Persönlichkeit und Tanzvorlieben

Julia Chris­ten­sen ist Tän­ze­rin und Psy­cho­lo­gin. Sie stellt ger­ne Fra­gen zu den psy­cho­lo­gi­schen und sozio­lo­gi­schen Aspek­ten des Tan­zes.

Jetzt hat sie den Zusam­men­hang von Tanz­vor­lie­ben und Per­sön­lich­keits­merk­ma­len unter­sucht. Der aktu­el­le Stan­dard für Per­sön­lich­keits­be­schrei­bun­gen sind wohl die Big Five. Mir sag­te der Begriff nichts. Ich habe des­halb einen Big-Five-Test gemacht, und fand ihn sehr tref­fend und auf­schluss­reich. Das sind natür­lich Selbst­aus­sa­gen, die auch durch die Ein­stel­lung zu sich selbst gefärbt sind. Ob das wirk­lich mei­ne Per­sön­lich­keit wie­der­gibt, weiß ich nicht, aber es deu­tet doch ziem­lich viel dar­auf hin, dass ich rich­tig lie­ge, denn mei­ne Erfah­run­gen der letz­ten Jah­re bestä­ti­gen es.
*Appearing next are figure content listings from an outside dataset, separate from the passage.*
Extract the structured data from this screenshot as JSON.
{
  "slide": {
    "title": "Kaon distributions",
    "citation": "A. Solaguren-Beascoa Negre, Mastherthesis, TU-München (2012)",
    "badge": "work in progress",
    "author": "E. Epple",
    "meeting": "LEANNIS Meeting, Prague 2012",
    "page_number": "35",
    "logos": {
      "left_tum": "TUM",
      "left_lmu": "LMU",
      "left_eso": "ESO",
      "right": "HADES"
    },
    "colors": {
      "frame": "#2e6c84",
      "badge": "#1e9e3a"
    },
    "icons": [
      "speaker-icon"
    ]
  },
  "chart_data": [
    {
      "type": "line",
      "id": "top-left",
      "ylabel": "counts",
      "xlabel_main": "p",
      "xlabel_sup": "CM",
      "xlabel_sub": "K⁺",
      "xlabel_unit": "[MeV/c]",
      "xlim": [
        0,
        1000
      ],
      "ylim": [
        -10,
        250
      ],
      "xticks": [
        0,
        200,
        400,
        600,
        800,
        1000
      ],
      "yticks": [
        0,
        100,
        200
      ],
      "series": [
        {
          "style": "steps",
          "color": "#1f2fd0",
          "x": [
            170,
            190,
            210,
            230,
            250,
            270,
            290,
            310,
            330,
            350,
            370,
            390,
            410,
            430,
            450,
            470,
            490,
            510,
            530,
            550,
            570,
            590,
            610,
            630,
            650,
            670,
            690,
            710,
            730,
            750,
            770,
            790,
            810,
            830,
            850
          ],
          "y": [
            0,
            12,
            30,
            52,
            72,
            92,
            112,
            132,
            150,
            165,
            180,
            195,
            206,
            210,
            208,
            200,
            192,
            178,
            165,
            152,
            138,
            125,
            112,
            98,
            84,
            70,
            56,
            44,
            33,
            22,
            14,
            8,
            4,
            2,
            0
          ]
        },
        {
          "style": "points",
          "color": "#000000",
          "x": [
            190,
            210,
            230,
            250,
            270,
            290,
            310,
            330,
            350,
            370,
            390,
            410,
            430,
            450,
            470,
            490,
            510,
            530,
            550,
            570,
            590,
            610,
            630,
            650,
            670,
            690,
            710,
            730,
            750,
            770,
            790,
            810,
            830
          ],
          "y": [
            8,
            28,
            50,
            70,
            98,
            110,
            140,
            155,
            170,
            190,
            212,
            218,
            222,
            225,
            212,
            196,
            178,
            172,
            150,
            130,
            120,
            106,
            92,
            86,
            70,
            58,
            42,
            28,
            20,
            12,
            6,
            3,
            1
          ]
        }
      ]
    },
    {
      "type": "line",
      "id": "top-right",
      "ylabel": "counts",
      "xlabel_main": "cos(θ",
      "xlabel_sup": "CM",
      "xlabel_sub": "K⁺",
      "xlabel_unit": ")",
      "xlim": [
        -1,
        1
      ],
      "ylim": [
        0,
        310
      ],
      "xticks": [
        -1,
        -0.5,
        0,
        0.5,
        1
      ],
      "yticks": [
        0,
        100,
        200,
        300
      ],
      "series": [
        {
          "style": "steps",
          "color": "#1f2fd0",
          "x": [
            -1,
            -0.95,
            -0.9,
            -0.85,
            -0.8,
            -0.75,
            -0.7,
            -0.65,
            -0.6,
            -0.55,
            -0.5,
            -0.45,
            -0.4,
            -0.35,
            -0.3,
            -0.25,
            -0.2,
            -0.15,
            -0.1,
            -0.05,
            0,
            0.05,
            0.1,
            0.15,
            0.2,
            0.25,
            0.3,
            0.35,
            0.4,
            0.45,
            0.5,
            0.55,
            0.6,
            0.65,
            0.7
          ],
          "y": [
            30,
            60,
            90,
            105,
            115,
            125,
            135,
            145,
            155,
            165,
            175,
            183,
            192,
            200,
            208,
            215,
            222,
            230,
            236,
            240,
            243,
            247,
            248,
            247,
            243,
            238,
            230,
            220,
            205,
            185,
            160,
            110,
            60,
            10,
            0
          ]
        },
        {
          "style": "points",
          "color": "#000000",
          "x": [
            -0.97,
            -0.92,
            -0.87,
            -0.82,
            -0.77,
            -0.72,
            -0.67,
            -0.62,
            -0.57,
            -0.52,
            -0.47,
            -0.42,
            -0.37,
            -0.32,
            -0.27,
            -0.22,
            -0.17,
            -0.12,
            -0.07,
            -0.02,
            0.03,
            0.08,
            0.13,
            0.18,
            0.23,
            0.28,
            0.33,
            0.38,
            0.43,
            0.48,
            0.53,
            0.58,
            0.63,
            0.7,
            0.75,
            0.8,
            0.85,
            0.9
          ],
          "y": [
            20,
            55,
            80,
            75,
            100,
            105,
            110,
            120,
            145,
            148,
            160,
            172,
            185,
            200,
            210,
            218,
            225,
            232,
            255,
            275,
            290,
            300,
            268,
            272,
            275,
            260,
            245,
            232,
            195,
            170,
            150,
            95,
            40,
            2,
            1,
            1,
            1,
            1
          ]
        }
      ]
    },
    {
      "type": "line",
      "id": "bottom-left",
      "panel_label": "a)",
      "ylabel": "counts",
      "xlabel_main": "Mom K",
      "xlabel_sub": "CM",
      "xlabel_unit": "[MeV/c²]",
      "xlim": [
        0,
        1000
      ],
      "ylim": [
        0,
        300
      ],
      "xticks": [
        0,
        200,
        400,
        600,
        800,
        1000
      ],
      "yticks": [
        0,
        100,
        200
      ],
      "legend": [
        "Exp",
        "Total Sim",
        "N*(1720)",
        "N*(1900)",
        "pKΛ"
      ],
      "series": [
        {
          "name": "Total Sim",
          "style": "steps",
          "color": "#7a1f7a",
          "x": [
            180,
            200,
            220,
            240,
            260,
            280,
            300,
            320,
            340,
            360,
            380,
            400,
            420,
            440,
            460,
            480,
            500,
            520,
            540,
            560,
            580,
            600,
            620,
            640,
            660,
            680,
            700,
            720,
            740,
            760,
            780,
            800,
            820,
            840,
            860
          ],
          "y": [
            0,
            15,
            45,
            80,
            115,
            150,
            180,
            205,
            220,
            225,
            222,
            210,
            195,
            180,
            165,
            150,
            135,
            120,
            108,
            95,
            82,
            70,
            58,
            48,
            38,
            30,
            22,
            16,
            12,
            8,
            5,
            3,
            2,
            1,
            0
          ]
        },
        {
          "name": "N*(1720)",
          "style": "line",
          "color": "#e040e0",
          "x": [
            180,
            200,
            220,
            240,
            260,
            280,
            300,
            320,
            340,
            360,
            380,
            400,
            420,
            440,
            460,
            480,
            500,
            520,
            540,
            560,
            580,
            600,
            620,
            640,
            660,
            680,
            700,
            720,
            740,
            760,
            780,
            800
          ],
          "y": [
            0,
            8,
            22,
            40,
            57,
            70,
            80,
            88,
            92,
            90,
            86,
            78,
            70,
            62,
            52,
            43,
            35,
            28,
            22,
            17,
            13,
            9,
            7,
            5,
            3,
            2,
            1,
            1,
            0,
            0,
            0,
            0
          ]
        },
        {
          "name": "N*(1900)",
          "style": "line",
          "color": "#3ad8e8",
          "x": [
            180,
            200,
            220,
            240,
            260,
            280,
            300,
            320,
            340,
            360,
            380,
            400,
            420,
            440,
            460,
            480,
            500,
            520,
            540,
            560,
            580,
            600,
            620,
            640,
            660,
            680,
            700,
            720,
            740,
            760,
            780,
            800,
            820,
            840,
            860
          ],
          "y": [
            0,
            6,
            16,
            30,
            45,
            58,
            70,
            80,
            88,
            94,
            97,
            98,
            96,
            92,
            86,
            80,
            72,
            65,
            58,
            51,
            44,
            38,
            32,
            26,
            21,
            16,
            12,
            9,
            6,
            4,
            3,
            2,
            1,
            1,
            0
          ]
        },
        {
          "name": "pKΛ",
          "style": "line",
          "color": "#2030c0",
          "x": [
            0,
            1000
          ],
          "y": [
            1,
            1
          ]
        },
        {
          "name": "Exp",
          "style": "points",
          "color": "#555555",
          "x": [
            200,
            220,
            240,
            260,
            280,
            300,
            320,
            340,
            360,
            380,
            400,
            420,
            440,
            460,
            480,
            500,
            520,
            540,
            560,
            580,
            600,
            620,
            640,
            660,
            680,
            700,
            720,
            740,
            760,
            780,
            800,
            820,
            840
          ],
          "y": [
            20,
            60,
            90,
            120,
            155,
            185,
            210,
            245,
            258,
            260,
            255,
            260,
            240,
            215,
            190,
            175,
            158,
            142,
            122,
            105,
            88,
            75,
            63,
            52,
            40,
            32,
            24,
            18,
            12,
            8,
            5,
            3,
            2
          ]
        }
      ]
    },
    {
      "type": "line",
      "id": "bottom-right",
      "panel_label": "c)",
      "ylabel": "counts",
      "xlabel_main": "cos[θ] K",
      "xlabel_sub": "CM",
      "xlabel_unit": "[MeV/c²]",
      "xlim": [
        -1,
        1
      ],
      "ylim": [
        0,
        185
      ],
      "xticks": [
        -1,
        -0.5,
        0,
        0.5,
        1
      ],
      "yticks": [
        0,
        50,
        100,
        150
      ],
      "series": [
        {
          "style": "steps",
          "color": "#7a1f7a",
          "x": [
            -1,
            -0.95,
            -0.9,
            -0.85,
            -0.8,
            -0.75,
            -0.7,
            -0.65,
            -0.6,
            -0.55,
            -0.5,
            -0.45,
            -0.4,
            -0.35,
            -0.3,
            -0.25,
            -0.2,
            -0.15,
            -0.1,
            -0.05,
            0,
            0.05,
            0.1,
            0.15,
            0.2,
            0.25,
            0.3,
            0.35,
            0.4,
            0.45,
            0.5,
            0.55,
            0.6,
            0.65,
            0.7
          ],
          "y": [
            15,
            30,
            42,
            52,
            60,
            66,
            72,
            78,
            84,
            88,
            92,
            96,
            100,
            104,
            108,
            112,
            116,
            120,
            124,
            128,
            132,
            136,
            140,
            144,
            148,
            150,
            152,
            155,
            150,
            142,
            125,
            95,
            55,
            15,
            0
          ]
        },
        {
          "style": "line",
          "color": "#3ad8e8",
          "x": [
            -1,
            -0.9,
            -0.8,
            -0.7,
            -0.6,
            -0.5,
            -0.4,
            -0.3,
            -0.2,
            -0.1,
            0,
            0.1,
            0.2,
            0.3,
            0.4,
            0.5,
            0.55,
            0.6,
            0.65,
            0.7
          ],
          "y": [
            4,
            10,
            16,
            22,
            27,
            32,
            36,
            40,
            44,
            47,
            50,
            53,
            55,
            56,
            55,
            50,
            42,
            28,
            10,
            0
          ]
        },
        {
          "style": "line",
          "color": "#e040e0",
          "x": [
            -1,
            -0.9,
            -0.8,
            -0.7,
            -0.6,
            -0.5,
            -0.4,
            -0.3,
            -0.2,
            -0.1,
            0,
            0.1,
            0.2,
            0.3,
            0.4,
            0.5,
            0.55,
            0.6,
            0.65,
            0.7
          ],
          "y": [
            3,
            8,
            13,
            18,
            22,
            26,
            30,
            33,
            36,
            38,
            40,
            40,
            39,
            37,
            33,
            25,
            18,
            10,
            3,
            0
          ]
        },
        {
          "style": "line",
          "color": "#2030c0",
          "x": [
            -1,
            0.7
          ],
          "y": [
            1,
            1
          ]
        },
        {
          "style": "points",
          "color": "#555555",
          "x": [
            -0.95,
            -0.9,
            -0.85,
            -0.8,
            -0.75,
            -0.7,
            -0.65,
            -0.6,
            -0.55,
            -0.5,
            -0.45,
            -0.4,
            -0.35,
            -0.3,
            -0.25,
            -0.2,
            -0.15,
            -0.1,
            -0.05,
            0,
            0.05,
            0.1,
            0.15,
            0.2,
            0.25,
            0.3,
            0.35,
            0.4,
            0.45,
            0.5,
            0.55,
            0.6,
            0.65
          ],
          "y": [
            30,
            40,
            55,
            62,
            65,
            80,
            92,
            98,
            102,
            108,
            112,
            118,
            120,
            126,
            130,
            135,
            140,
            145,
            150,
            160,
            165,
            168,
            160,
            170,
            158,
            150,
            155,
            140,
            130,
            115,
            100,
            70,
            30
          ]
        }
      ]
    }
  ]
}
Man ist ja so eine merk­wür­di­ge Mischung aus Self-Ful­fil­ling-Pro­phe­cy, gene­ti­schen Anla­gen und Umwelt­ein­flüs­sen (ich zäh­le ande­re Men­schen mal zur Umwelt).

„Tän­ze­rin­nen und Tän­zer ticken ähn­lich wie Musi­ke­rin­nen und Musi­ker: Sie sind über­durch­schnitt­lich extra­ver­tiert und offen für Neu­es. Doch in einem unter­schei­den sie sich deut­lich: ob sie sich eher als emo­tio­nal labil oder sta­bil beschrei­ben […] Alle Tanz­ak­ti­ven waren dem­nach über­durch­schnitt­lich offen, extra­ver­tiert und emo­tio­nal sta­bil, ver­gli­chen mit den Norm­wer­ten die­ser Per­sön­lich­keits­merk­ma­le in der All­ge­mein­be­völ­ke­rung.“

„Doch wäh­rend sich Tän­zer außer­dem mehr emo­tio­na­le Sta­bi­li­tät beschei­nig­ten als Nicht­tän­zer, war es bei Musi­kern umge­kehrt: Sie beschrie­ben sich ver­gli­chen mit Nicht­mu­si­kern sogar als neu­ro­ti­scher.“

Con­tem­po­ra­ry Dance und Lyri­cal taucht als Kate­go­rie in der Unter­su­chung nicht auf, das sind die zwei Tanz­be­rei­che, in denen Emo­tio­na­li­tät und Sen­si­bi­li­tät eine gro­ße Rol­le spie­len. Anders gesagt, ver­mu­te ich, dass Men­schen mit hohem Neu­ro­ti­zis­mus­wert (wie ich) dort hin ten­die­ren. Ähn­lich wie bei den Musi­kern. Die eige­ne Emo­tio­na­li­tät ist einem wich­tig, und man will sich damit aus­ein­an­der­set­zen.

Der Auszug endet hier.